Just as Kepler’s three laws had yielded an image of planets revolving around the sun in elliptical orbits that had become “one of the constant but unspoken references of modern thought,” Ekeland wrote, so had the discoveries of three mathematicians in particular had contributed images suitable to the post-modern age.
“Nowadays a few striking pictures — Arnold’s cat, Smale’s horseshoe, Thom’s cusp — are contenders for a similar influence. They have awakened an echo in all domains of science, and they will soon belong to our cultural background, like family portraits hanging on a wall, pictures so well known that they cease to catch the eye, so that one has to remove them and feel the resulting vacuum to experience how important they really are.”
Thom’s cusp usually is represented as a three-dimensional picture, as if a sheet of paper were gently bent back on itself, ribbon-candy-fashion. There is an upstairs portion of the plane; there is a downstairs. Movement along its curvature may represent any kind of a dynamical system.
Catastrophe theory, says Ekeland, describes the major changes in a system’s internal variables of the system that may occur subsequent to minor changes in its external variables — as when an upstairs state suddenly goes downstairs and vice versa. Thom identified folds representing what he called seven “elementary” catastrophes — each a distinctly different departure from a previously stable equilibrium.

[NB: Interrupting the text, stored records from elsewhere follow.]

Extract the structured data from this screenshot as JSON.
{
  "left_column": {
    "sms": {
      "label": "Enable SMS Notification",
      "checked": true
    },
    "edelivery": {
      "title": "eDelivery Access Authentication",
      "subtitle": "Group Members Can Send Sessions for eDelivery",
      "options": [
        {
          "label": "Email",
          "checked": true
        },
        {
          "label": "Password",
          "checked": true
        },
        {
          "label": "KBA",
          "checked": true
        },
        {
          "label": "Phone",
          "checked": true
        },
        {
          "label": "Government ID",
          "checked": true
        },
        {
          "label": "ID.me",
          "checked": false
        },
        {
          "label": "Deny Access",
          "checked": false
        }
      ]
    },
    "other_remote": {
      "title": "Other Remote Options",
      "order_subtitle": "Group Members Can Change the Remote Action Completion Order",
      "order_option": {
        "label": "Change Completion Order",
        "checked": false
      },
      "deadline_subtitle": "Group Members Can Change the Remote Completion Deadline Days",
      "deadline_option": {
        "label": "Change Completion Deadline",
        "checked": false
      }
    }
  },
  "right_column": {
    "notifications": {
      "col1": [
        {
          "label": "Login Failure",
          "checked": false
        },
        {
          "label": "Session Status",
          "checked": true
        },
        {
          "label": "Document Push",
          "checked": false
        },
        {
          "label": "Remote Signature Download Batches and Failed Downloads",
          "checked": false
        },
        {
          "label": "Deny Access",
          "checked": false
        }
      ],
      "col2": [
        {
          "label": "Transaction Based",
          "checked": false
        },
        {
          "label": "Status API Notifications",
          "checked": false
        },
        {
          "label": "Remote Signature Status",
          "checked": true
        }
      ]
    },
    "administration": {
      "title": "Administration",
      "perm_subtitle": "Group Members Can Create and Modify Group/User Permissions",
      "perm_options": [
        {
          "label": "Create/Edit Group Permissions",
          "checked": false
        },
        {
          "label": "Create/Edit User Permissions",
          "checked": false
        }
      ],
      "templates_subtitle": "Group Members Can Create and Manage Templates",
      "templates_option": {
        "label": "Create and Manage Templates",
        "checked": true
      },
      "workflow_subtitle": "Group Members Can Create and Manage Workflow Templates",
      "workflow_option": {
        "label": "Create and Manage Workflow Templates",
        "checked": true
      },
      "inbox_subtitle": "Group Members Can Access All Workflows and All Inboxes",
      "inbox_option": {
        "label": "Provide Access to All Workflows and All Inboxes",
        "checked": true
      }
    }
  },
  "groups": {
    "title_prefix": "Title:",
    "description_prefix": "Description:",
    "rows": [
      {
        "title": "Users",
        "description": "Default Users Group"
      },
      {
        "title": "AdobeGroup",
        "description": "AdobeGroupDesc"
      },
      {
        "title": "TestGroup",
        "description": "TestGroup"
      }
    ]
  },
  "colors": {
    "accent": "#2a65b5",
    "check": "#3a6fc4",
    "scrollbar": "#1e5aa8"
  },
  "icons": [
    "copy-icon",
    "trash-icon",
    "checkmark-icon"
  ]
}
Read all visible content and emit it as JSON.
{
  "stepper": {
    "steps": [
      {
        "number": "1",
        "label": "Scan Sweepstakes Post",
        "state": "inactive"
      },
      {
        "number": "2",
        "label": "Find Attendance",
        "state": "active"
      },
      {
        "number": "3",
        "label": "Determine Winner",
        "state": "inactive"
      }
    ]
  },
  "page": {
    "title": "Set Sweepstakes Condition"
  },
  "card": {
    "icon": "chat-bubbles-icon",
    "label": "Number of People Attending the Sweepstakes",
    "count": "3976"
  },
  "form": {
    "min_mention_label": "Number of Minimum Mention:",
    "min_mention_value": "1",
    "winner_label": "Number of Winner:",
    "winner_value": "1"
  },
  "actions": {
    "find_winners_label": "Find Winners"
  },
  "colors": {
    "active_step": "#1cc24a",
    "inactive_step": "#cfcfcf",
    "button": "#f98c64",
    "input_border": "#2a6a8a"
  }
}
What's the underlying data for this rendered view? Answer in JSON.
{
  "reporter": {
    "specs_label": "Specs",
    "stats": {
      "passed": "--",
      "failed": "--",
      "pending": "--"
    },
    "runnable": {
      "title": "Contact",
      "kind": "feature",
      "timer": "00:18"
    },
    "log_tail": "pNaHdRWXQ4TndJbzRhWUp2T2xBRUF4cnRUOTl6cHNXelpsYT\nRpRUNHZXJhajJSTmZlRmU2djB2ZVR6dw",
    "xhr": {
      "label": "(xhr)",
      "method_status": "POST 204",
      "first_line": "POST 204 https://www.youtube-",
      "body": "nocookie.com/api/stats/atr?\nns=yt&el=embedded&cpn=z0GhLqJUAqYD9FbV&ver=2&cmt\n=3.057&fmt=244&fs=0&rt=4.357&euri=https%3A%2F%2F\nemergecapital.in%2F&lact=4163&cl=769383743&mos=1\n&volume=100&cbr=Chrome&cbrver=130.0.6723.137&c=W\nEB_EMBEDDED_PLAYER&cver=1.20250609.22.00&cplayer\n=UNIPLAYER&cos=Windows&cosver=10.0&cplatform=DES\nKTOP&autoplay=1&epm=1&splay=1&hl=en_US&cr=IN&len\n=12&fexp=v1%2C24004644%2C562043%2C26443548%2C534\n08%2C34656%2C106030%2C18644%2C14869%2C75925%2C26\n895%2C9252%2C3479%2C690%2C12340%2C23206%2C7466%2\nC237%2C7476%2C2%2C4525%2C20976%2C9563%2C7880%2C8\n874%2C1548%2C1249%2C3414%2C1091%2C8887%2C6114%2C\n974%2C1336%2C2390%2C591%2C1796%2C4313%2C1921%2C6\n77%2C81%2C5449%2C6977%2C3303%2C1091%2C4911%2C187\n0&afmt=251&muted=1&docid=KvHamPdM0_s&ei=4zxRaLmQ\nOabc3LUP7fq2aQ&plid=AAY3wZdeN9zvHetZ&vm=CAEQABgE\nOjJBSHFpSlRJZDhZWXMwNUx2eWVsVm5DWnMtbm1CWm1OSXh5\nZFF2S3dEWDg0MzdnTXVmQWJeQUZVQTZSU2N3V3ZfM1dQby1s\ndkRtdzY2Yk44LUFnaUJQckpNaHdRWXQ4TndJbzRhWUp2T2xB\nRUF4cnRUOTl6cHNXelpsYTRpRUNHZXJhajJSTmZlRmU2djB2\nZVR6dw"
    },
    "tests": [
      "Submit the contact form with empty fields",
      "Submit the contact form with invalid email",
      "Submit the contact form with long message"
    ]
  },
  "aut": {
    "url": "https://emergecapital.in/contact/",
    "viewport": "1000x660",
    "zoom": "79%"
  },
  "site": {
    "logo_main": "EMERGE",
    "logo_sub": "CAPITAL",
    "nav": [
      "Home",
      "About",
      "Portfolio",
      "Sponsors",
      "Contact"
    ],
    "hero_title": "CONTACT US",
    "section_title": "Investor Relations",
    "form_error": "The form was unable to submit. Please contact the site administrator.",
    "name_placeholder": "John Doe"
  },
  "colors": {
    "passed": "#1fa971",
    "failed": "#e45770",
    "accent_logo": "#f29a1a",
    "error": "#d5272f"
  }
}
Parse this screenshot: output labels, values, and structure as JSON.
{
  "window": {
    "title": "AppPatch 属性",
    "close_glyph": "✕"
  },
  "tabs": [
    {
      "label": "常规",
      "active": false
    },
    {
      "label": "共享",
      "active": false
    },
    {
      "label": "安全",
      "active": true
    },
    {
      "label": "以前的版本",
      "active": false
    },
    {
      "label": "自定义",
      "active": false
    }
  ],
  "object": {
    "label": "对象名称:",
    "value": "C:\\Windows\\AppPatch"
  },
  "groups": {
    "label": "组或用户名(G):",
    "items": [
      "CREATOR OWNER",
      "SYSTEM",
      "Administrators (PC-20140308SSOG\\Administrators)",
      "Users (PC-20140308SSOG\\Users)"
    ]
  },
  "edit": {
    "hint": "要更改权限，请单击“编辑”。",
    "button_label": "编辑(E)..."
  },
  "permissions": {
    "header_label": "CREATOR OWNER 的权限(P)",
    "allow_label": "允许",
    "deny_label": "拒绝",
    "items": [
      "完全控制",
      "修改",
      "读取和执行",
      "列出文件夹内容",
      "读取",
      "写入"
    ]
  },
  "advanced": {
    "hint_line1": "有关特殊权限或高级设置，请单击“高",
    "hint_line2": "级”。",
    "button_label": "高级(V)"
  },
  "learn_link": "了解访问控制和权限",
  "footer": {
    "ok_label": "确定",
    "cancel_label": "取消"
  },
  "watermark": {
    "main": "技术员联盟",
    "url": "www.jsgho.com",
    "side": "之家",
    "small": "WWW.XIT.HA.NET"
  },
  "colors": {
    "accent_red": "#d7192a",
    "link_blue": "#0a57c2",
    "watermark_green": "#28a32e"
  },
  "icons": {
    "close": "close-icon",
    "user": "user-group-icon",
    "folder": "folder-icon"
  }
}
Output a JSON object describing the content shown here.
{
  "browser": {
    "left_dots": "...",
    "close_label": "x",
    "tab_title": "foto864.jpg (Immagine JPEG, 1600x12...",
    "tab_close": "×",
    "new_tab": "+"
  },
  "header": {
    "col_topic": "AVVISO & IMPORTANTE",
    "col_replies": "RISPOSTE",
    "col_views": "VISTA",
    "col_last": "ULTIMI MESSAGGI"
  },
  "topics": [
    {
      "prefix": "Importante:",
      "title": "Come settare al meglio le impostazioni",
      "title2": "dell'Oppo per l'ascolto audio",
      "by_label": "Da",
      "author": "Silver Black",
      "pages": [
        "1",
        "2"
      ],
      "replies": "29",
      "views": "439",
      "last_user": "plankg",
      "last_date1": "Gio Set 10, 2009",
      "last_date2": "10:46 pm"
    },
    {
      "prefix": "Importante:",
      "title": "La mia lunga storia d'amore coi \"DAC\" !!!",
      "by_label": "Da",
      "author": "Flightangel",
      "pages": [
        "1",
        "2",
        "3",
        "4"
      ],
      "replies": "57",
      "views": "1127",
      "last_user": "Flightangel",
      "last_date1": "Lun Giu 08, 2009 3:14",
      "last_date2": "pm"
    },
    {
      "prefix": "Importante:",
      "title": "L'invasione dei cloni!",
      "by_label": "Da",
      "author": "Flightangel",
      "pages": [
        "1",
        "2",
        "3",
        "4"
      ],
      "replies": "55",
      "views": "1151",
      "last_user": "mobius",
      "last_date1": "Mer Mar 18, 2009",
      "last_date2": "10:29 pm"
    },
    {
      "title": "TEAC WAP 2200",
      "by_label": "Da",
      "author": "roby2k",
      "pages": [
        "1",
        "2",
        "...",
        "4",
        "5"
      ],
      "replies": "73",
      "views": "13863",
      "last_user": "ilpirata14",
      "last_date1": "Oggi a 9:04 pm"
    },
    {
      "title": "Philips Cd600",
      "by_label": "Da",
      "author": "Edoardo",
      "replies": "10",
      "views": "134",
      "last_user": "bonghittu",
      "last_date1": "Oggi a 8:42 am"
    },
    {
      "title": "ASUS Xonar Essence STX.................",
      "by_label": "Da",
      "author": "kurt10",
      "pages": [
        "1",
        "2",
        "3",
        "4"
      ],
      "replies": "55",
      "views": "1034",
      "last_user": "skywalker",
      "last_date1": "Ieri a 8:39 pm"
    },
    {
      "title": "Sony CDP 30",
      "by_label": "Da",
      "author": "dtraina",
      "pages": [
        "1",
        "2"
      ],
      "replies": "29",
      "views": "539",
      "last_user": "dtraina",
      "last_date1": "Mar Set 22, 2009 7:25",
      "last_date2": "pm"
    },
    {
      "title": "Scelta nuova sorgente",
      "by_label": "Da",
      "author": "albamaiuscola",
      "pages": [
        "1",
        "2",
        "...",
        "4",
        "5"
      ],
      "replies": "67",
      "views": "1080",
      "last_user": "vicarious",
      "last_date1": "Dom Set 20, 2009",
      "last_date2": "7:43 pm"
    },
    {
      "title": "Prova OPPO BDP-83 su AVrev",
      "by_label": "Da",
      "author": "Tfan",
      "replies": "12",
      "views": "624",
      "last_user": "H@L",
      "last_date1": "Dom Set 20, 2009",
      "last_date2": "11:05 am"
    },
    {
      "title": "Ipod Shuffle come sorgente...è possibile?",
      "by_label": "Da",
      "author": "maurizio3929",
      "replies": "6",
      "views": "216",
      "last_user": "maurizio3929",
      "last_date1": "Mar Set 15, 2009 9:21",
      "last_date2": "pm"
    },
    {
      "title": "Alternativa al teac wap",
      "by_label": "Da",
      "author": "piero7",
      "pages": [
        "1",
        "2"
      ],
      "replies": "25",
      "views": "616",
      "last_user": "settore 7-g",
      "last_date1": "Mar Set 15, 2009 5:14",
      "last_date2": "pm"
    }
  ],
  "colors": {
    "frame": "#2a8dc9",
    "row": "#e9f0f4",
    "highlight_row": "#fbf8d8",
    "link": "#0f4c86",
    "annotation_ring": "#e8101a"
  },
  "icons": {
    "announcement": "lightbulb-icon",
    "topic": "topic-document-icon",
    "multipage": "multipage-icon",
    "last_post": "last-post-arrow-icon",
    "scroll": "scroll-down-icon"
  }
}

Well, maybe. Some mathematicians were quick to attack. The relevance of the models was disputed. “At times, it felt like a comedy,” Ekeland recalls. “Unfortunately, some of the most popular applications of catastrophe theory are in the behavioral or social sciences, where it has been used to model everything from mutinies in prisons to attack patterns of dogs. There is no theoretical justification to such models; they are at best an educated guess from a mathematician.”
Although Ekeland doesn’t mention it, Thom’s choice of the word “catastrophe” to signify a rapid departure from a previous mode of change probably stemmed from its usage in a many-faceted debate that sprawled for a time in the early 19th century over the newly-coalescing fields of geology and paleontology.
“Uniformitarians” were those who asserted that existing forces, given enough time, were sufficient to account for all the aspects of the earth. “Catastrophists” insisted that only cataclysms could explain the strange fossil evidence that was beginning to accumulate. Miracles? Revolutions? The debate was complicated by frequent references to the Biblical flood and the political rivalries between England and France.
In the end, the catastrophists won out. Orbital perturbations and periodic ice ages turn out to have been the least of it. Most scientists now believe that giant meteors hitting the earth with devastating force — one or many — played the crucial role in causing the extinction of the dinosaurs and myriad other species.
Who knows what mechanisms of social change economists have yet to fathom? All the more reason to someday peruse a copy of “Mathematics and the Unexpected.”